Generally, EventHorizons are used in pairs to form a connection across a domain boundary between domain XXX and domain YYY. An object of class XXXToUniversal (derived from XXXPortHole and ToEventHorizon) and an object of class YYYFromUniversal (derived from YYYPortHole and FromEventHorizon) are inserted between the ordinary, domain-specific PortHoles. The far() member of the XXXToUniversal points to the XXXPortHole; the ghostAsPort() member points to the YYYFromUniversal object. Similarly, for the YYYFromUniveral object, far() points to the YYYPortHole and ghostAsPort() points to the XXXToUniversal object. These pairs of EventHorizons are created by the buildEventHorizons member function of class Wormhole.

5.2.2 EventHorizon public members

EventHorizon(PortHole* self); 
The constructor for EventHorizon takes one argument, representing (for derived classes that call this constructor from their own), "myself" as a PortHole (a pointer to the PortHole part of the object). The destructor is declared virtual and does nothing.

PortHole* asPort(); 
This returns "myself as a PortHole".

PortHole* ghostAsPort(); 
This returns a pointer to the "matching event horizon" as a porthole.

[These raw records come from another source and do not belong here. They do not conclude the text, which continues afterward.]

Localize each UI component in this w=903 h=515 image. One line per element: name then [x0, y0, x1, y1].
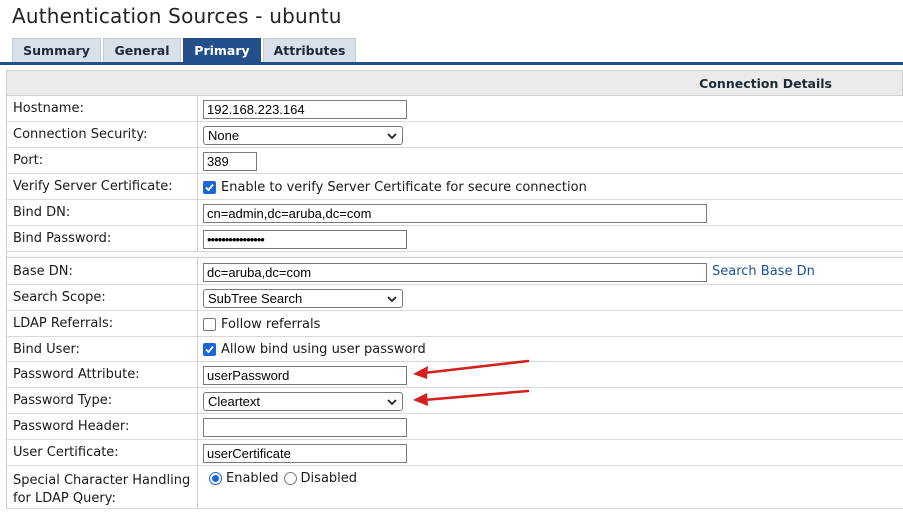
bind-user-label: Bind User: — [7, 337, 198, 361]
special-char-enabled-label: Enabled — [226, 471, 279, 486]
user-certificate-input[interactable] — [203, 444, 407, 463]
bind-dn-input[interactable] — [203, 204, 707, 223]
tab-bar: Summary General Primary Attributes — [12, 38, 358, 62]
section-header: Connection Details — [6, 70, 903, 96]
password-header-label: Password Header: — [7, 414, 198, 439]
base-dn-label: Base DN: — [7, 258, 198, 284]
bind-dn-label: Bind DN: — [7, 200, 198, 225]
chevron-down-icon — [387, 399, 397, 406]
follow-referrals-text: Follow referrals — [221, 317, 321, 332]
search-scope-label: Search Scope: — [7, 285, 198, 310]
page-title: Authentication Sources - ubuntu — [12, 4, 342, 28]
row-password-header: Password Header: — [6, 414, 903, 440]
search-base-dn-link[interactable]: Search Base Dn — [712, 264, 815, 279]
verify-cert-text: Enable to verify Server Certificate for … — [221, 180, 587, 195]
tab-attributes[interactable]: Attributes — [263, 38, 356, 62]
tab-general[interactable]: General — [103, 38, 181, 62]
checkmark-icon — [205, 345, 214, 354]
follow-referrals-checkbox[interactable] — [203, 318, 216, 331]
row-special-char: Special Character Handling for LDAP Quer… — [6, 466, 903, 509]
password-header-input[interactable] — [203, 418, 407, 437]
port-label: Port: — [7, 148, 198, 173]
search-scope-value: SubTree Search — [208, 291, 303, 306]
row-bind-password: Bind Password: — [6, 226, 903, 252]
user-certificate-label: User Certificate: — [7, 440, 198, 465]
special-char-disabled-label: Disabled — [300, 471, 358, 486]
special-char-enabled-radio[interactable] — [209, 472, 222, 485]
hostname-label: Hostname: — [7, 96, 198, 121]
row-user-certificate: User Certificate: — [6, 440, 903, 466]
red-arrow-icon — [413, 359, 530, 379]
row-bind-dn: Bind DN: — [6, 200, 903, 226]
tab-primary[interactable]: Primary — [183, 38, 261, 62]
row-hostname: Hostname: — [6, 96, 903, 122]
row-ldap-referrals: LDAP Referrals: Follow referrals — [6, 311, 903, 337]
search-scope-select[interactable]: SubTree Search — [203, 289, 403, 308]
verify-cert-label: Verify Server Certificate: — [7, 174, 198, 199]
ldap-referrals-label: LDAP Referrals: — [7, 311, 198, 336]
bind-password-label: Bind Password: — [7, 226, 198, 251]
verify-cert-option: Enable to verify Server Certificate for … — [203, 180, 587, 195]
password-type-value: Cleartext — [208, 394, 261, 409]
chevron-down-icon — [387, 296, 397, 303]
bind-password-input[interactable] — [203, 230, 407, 249]
row-connection-security: Connection Security: None — [6, 122, 903, 148]
connection-security-select[interactable]: None — [203, 126, 403, 145]
verify-cert-checkbox[interactable] — [203, 181, 216, 194]
special-char-label: Special Character Handling for LDAP Quer… — [7, 466, 198, 508]
password-type-label: Password Type: — [7, 388, 198, 413]
bind-user-option: Allow bind using user password — [203, 342, 426, 357]
port-input[interactable] — [203, 152, 257, 171]
hostname-input[interactable] — [203, 100, 407, 119]
checkmark-icon — [205, 183, 214, 192]
password-attribute-input[interactable] — [203, 366, 407, 385]
ldap-referrals-option: Follow referrals — [203, 317, 320, 332]
bind-user-checkbox[interactable] — [203, 343, 216, 356]
section-title: Connection Details — [699, 76, 832, 91]
password-attribute-label: Password Attribute: — [7, 362, 198, 387]
special-char-options: Enabled Disabled — [209, 471, 357, 486]
chevron-down-icon — [387, 133, 397, 140]
special-char-disabled-radio[interactable] — [283, 472, 297, 485]
password-type-select[interactable]: Cleartext — [203, 392, 403, 411]
tab-underline — [0, 62, 903, 65]
tab-summary[interactable]: Summary — [12, 38, 101, 62]
row-search-scope: Search Scope: SubTree Search — [6, 285, 903, 311]
connection-security-value: None — [208, 128, 240, 143]
row-base-dn: Base DN: Search Base Dn — [6, 257, 903, 285]
connection-details-panel: Connection Details Hostname: Connection … — [6, 70, 903, 515]
row-verify-cert: Verify Server Certificate: Enable to ver… — [6, 174, 903, 200]
connection-security-label: Connection Security: — [7, 122, 198, 147]
row-port: Port: — [6, 148, 903, 174]
base-dn-input[interactable] — [203, 263, 707, 282]
bind-user-text: Allow bind using user password — [221, 342, 426, 357]
red-arrow-icon — [413, 389, 530, 406]
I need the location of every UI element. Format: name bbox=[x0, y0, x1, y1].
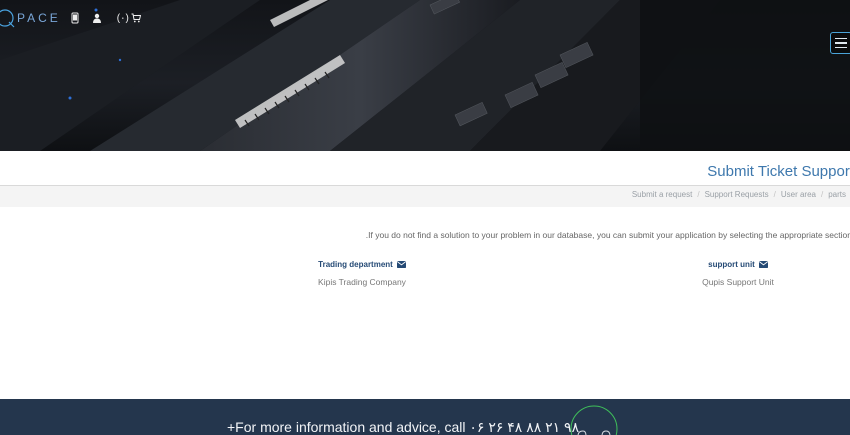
envelope-icon bbox=[758, 261, 768, 268]
user-icon[interactable] bbox=[89, 10, 105, 26]
headset-support-icon[interactable] bbox=[568, 403, 620, 435]
mobile-icon[interactable] bbox=[67, 10, 83, 26]
site-logo[interactable]: PACE bbox=[0, 7, 61, 29]
department-title[interactable]: Trading department bbox=[297, 260, 427, 269]
envelope-icon bbox=[396, 261, 406, 268]
department-company: Kipis Trading Company bbox=[318, 277, 406, 287]
breadcrumb-separator: / bbox=[697, 190, 700, 199]
top-navigation: PACE (٠) bbox=[0, 5, 141, 31]
cart-icon bbox=[131, 13, 141, 23]
department-card-support[interactable]: support unit Qupis Support Unit bbox=[673, 260, 803, 287]
cart-button[interactable]: (٠) bbox=[117, 13, 141, 24]
breadcrumb-bar: Submit a request / Support Requests / User a… bbox=[0, 186, 850, 207]
breadcrumb: Submit a request / Support Requests / User a… bbox=[632, 190, 846, 199]
department-name: Trading department bbox=[318, 260, 393, 269]
logo-q-icon bbox=[0, 9, 15, 28]
department-title[interactable]: support unit bbox=[673, 260, 803, 269]
footer-contact-text: +For more information and advice, call ٠… bbox=[227, 419, 580, 435]
hamburger-menu-icon[interactable] bbox=[830, 32, 850, 54]
logo-text: PACE bbox=[17, 11, 61, 25]
department-name: support unit bbox=[708, 260, 755, 269]
page-title: Submit Ticket Support bbox=[707, 163, 850, 180]
cart-count: (٠) bbox=[116, 12, 129, 24]
title-band: Submit Ticket Support bbox=[0, 151, 850, 186]
breadcrumb-separator: / bbox=[820, 190, 824, 199]
department-company: Qupis Support Unit bbox=[702, 277, 774, 287]
intro-text: .If you do not find a solution to your p… bbox=[365, 230, 850, 240]
breadcrumb-parts[interactable]: parts bbox=[828, 190, 846, 199]
breadcrumb-support-requests[interactable]: Support Requests bbox=[705, 190, 769, 199]
breadcrumb-user-area[interactable]: User area bbox=[781, 190, 816, 199]
breadcrumb-submit-request[interactable]: Submit a request bbox=[632, 190, 692, 199]
hero-header: PACE (٠) bbox=[0, 0, 850, 151]
department-card-trading[interactable]: Trading department Kipis Trading Company bbox=[297, 260, 427, 287]
breadcrumb-separator: / bbox=[773, 190, 776, 199]
footer: +For more information and advice, call ٠… bbox=[0, 399, 850, 435]
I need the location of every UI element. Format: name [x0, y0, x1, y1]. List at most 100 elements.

virtual void ghostConnect(EventHorizon& to ); 
This connects another EventHorizon to myself and makes it my "ghost port".

virtual int isItInput() const; 
virtual int isItOutput() const;
Say if I am an input or an output.

virtual int onlyOne() const; 
Derived EventHorizon classes should redefine this method to return TRUE for domains in which only one particle may cross the event horizon boundary per execution. The default implementation returns FALSE.

virtual void setEventHorizon(inOutType inOut, const char* portName,
Wormhole* parentWormhole, Star* parentStar,
DataType type = FLOAT, unsigned numTokens = 1 );
Sets parameters for the EventHorizon.

double getTimeMark(); 
void setTimeMark(double d);
Get and set the time mark. The time mark is an internal detail used for bookkeeping by schedulers.

virtual void initialize(); 
Scheduler *innerSched();
Scheduler *outerSched();
These methods return a pointer to the scheduler that lives inside the wormhole, or outside the wormhole, respectively.

5.2.3 EventHorizon protected members

void moveFromGhost(EventHorizon& from, int numParticles); 
Move numParticles from the buffer of from, another EventHorizon, to mine (the object on which this function is called). This is used to implement ToEventHorizon::transferData.

CircularBuffer* buffer(); 
Access the myBuffer of the porthole.

EventHorizon* ghostPort; 
This is the peer event horizon.

Wormhole* wormhole; 
This points to the Wormhole I am a member of.

int tokenNew;
double timeMark;
TimeMark of the current data, which is necessary for interface of two domains. This may become a private member in future versions of Ptolemy.